Around 4.5 million homes in England are leasehold. Most flats are leasehold by necessity — when multiple homes share one building, someone needs to own and manage the structure. But many houses have been sold as leasehold too, particularly by volume housebuilders, and this has caused significant problems for buyers who didn't fully understand what they were committing to.
Freehold explained
If you own the freehold, you own the property and the land it sits on outright, with no time limit. You're responsible for all maintenance and repairs. There's no ground rent, no service charge, and no permission needed for alterations (beyond planning permission and building regulations). Most houses in the UK are freehold.
Leasehold explained
A leasehold means you own the right to occupy the property for a set number of years — the lease term. When the lease runs out, ownership reverts to the freeholder. You don't own the land; you essentially rent it from the freeholder through ground rent payments. The freeholder (or a management company) manages the building and charges you a service charge for maintenance, insurance, and communal areas.
New leases are typically granted for 99, 125, or 999 years. A 999-year lease is functionally almost the same as freehold. A lease with 80+ years remaining is generally fine for mortgage purposes and property value. Below 80 years, problems start.
Why lease length matters
As a lease gets shorter, the property becomes harder to sell and harder to mortgage. Many lenders won't offer a mortgage on a lease with fewer than 70-80 years remaining. A short lease also reduces property value — the closer the lease gets to expiry, the less the property is worth.
Critically, extending a lease becomes much more expensive once it drops below 80 years. That's because below 80 years, the freeholder is entitled to a share of the property's "marriage value" — the increase in value that the extension creates. This can add tens of thousands to the extension cost. Extending before you hit 80 years is significantly cheaper.
Ground rent
Ground rent is an annual payment to the freeholder. Historically, it was a token amount — a peppercorn (literally nothing). But some modern leases include ground rent that doubles every 10 or 25 years, which can escalate to thousands of pounds annually. Escalating ground rent has been one of the most controversial aspects of leasehold.
The Leasehold Reform (Ground Rent) Act 2022 capped ground rent on new leases granted after 30 June 2022 to a peppercorn (zero). But this doesn't help people already locked into older leases with escalating ground rent. Reform of existing ground rents has been promised but not yet legislated.
Service charges
The service charge covers the cost of maintaining the building — cleaning, repairs, insurance, lift maintenance, communal lighting, gardening, and management fees. Charges vary enormously, from a few hundred pounds a year for a small block to several thousand for a large development with a concierge, gym, or swimming pool.
You have the right to see a breakdown of what you're paying for and to challenge unreasonable charges. The First-tier Tribunal (Property Chamber) can rule on whether charges are reasonable. If you're buying a leasehold property, review several years of service charge accounts before committing — unexpected major works bills (a new roof, cladding remediation) can run to tens of thousands per flat.
Lease extensions
If you've owned your flat for at least two years, you have the legal right to extend your lease by 90 years on top of the remaining term, and reduce the ground rent to zero. The cost depends on the property value, remaining lease term, and ground rent level. Expect to pay at least several thousand pounds for a lease with 80+ years, and potentially £20,000-50,000+ for shorter leases.

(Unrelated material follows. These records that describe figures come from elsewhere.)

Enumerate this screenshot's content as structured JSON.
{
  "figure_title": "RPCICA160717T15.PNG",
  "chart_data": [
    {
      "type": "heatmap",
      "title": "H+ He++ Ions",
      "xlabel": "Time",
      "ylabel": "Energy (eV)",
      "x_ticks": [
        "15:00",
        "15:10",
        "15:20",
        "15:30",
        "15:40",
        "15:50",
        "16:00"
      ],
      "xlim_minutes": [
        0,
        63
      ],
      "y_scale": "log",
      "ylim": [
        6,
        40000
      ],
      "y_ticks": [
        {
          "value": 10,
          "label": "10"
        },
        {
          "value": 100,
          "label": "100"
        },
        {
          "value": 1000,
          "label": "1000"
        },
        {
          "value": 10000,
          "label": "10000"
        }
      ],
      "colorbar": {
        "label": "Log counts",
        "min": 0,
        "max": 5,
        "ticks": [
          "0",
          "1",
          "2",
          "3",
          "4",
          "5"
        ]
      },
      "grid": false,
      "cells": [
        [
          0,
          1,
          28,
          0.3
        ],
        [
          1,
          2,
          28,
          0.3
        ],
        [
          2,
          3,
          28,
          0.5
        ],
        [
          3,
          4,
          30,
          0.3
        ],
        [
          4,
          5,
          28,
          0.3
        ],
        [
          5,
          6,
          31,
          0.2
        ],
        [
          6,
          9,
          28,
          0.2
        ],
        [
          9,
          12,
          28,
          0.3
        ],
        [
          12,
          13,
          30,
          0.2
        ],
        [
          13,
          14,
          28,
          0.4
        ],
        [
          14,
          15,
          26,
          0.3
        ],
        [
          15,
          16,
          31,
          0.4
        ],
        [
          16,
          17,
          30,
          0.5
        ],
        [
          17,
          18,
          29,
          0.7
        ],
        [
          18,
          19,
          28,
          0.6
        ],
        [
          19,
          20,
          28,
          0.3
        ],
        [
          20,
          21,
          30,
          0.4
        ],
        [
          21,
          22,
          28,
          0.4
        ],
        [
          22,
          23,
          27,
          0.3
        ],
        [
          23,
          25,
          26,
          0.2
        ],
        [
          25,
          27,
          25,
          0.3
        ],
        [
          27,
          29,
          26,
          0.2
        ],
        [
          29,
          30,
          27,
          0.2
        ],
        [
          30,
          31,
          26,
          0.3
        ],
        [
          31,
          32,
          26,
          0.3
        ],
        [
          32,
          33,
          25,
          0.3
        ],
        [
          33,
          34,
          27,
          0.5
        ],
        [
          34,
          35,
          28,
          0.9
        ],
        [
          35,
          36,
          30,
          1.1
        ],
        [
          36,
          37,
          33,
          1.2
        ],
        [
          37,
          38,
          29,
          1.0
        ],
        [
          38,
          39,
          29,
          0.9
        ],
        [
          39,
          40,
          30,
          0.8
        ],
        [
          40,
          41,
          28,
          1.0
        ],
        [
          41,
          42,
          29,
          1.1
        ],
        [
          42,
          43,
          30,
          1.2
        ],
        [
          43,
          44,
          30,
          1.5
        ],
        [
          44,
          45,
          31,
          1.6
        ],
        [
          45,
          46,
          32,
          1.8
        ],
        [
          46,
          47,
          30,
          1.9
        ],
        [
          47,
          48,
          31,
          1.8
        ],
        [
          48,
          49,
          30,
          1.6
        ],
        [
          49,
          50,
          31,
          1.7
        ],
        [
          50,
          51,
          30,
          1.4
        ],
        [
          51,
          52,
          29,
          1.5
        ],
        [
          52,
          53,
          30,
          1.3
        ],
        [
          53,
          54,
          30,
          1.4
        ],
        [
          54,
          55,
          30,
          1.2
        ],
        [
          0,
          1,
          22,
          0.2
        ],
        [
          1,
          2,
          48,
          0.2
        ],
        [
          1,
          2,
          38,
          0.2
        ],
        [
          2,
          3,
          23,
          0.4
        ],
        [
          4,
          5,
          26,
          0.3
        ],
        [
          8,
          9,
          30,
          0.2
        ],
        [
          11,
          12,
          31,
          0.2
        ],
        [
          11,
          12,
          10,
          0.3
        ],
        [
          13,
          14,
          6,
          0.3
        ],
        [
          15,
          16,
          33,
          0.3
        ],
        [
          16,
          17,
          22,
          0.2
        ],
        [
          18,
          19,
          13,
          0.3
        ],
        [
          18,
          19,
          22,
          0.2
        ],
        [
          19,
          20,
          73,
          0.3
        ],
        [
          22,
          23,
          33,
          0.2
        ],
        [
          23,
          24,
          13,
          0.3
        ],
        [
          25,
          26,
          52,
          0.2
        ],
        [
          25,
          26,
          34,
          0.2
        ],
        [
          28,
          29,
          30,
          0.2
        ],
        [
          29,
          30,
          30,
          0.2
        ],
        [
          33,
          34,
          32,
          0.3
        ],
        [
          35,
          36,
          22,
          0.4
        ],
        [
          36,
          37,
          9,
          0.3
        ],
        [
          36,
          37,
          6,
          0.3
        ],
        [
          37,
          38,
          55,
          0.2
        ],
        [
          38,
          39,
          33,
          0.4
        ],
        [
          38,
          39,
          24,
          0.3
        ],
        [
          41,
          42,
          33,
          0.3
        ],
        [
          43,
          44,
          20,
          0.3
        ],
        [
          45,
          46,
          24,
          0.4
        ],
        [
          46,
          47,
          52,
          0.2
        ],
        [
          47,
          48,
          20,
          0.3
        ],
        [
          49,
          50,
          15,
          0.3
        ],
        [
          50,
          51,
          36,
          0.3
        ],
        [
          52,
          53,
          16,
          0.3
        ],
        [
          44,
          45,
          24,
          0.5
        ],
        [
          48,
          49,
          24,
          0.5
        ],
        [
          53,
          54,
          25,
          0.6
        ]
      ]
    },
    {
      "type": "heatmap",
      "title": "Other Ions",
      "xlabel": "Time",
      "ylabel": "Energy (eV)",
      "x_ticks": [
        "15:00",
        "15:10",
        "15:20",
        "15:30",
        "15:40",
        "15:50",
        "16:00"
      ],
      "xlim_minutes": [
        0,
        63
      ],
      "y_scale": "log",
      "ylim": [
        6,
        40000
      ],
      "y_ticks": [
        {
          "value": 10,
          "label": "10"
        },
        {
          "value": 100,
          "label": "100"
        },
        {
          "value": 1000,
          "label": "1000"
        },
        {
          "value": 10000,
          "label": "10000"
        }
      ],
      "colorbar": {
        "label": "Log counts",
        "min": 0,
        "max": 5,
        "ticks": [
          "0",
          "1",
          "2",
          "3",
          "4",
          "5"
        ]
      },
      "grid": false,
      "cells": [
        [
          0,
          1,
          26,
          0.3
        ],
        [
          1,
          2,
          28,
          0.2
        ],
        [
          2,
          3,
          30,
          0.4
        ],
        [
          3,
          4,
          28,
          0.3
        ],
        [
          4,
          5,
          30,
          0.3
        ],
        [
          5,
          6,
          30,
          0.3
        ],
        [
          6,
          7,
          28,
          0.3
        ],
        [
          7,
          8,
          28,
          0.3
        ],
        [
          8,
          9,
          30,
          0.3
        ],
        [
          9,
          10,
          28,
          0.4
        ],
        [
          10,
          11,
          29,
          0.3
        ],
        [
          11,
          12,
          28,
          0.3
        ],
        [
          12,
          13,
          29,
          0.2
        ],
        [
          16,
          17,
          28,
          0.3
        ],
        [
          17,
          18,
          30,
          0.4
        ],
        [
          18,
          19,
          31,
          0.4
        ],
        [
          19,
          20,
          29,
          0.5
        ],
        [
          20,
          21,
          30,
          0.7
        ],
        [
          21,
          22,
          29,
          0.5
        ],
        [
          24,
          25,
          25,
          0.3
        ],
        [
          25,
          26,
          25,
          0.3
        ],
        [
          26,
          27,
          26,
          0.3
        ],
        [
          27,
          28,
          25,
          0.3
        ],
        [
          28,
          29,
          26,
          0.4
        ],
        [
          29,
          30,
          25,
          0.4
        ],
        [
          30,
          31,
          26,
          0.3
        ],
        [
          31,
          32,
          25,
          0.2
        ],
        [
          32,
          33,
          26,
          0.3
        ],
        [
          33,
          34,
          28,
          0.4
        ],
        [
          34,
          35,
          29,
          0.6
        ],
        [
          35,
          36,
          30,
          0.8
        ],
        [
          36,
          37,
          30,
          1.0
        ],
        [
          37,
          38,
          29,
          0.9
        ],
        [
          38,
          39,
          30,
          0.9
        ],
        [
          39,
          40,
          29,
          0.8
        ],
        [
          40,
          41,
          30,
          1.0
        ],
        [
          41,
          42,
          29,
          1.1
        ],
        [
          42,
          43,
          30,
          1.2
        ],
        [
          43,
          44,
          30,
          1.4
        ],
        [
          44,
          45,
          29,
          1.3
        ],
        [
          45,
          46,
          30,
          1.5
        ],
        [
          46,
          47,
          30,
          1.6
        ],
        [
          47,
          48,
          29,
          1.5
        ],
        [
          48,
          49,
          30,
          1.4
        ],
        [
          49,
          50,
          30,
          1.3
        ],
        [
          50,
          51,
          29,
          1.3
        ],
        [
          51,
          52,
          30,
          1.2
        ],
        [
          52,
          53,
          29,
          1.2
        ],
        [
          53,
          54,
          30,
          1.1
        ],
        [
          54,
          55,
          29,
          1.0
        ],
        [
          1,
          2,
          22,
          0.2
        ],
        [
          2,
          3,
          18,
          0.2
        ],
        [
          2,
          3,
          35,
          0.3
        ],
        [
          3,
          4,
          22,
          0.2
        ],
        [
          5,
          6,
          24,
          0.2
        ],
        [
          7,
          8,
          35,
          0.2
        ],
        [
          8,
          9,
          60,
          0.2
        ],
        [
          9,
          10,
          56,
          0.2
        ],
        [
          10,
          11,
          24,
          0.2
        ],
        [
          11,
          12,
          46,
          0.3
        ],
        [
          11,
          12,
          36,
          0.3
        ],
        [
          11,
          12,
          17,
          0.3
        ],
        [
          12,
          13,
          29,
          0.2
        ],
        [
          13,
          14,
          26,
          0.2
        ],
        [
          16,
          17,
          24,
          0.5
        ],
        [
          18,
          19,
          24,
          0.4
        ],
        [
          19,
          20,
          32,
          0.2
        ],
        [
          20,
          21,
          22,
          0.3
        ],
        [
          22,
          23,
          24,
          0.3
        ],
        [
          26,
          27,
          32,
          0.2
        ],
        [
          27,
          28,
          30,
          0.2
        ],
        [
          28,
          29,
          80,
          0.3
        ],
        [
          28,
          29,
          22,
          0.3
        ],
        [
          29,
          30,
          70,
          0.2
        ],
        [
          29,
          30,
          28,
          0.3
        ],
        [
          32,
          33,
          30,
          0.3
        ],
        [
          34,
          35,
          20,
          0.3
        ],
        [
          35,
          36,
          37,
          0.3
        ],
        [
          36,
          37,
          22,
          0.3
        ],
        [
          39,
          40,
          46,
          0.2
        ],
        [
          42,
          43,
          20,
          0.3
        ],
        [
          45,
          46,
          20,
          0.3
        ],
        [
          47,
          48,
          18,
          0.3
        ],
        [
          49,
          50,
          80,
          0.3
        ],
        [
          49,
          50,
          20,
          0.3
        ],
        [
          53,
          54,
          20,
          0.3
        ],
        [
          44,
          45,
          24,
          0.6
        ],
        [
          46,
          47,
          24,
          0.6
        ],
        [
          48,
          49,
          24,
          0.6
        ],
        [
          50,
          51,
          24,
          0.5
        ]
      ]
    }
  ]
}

The process involves serving a formal notice on the freeholder, who must respond with a counter-offer. If you can't agree, the Tribunal decides the price. You'll need a specialist surveyor to handle the valuation.
Buying the freehold (enfranchisement)
Flat owners can collectively buy the freehold of their building — this is called collective enfranchisement. You need at least half the flats in the building to participate, and the building must meet certain criteria. It gives residents control over management, maintenance, and future lease extensions (which become much cheaper). The process is complex and requires a solicitor with enfranchisement experience.
House owners with a leasehold have the right to buy the freehold individually, typically at a price based on the value of the ground rent and the length of the remaining lease.
Upcoming reforms
The government has committed to significant leasehold reform, including making it cheaper and easier to extend leases, reforming the calculation of lease extension and enfranchisement costs, potentially banning leasehold for new houses entirely, and addressing the cladding crisis where leaseholders have been charged for remediation of dangerous cladding.
The Leasehold and Freehold Reform Act 2024 is being implemented in stages. Keep an eye on GOV.UK for the latest implementation dates, as the details and timing continue to evolve.